Will Work for Screen Credit: Labour and the Law in Hollywood
Chapter 9 IN:Hollywood and the Law, Paul McDonald, Emily Carman, Eric Hoyt, and Philip Drake, eds., London, BFI/Palgrave, 2015
42 Pages Posted: 5 May 2016
Date Written: May 4, 2016
Abstract
This chapter on the law and employment practices at both the high end and the low end of the Hollywood labour market briefly describes three regimes of law – employment contracts, statutory wage and hour regulation, and collective bargaining agreements – that determine the conditions of labour in Hollywood and then offers two case studies about labour in Hollywood, one at the high end and the other at the low end of the pay and prestige scales. The first case study focuses on the origins of Writers Guild of America control over screen credits for writing and, in particular, the origins of the residuals system for credited writers in the 1940s and early 1950s.
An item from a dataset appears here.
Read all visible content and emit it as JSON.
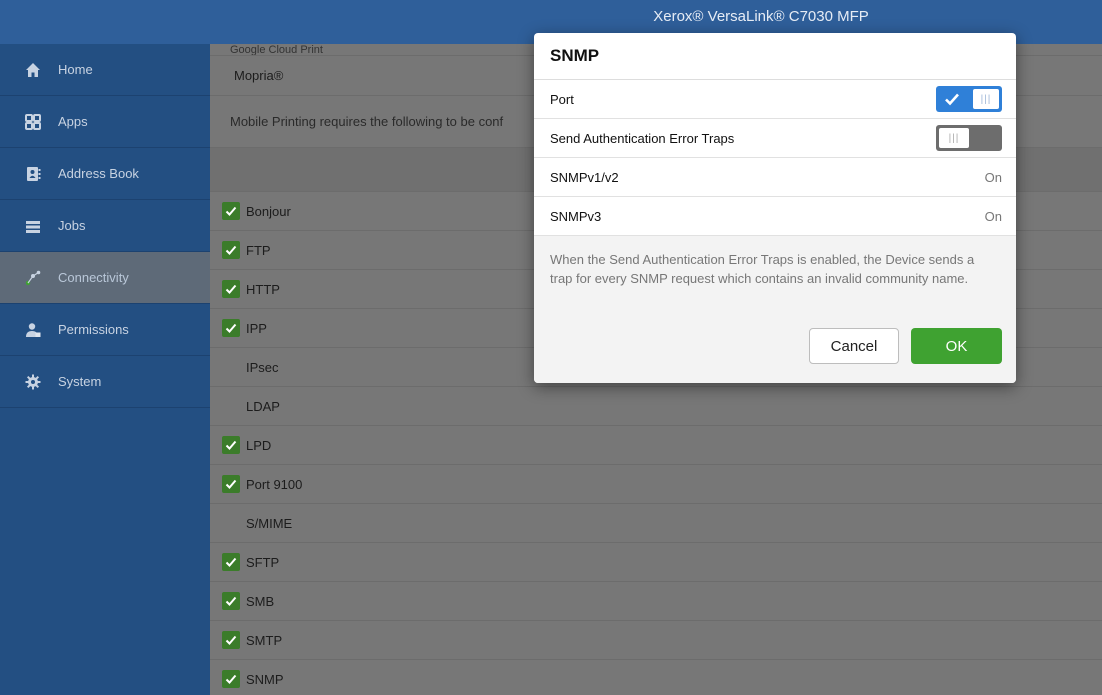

In addition to explaining the role of the WGA in developing the complex system for crediting and compensating writers, the case study considers the way in which debates over fair compensation and creative control in the classic Hollywood era echo among TV writers today. The second case study is about the use of unpaid interns on the films Black Swan (2010) and (500) Days of Summer (2009). Analysing the litigation over the use of unpaid internships in film and television production, this case study looks at the larger question about why people have been willing to work for free in order to break into the movie and television business and assesses the strength of the legal regime that attempts to distinguish when free labour is exploitative and when it is an opportunity.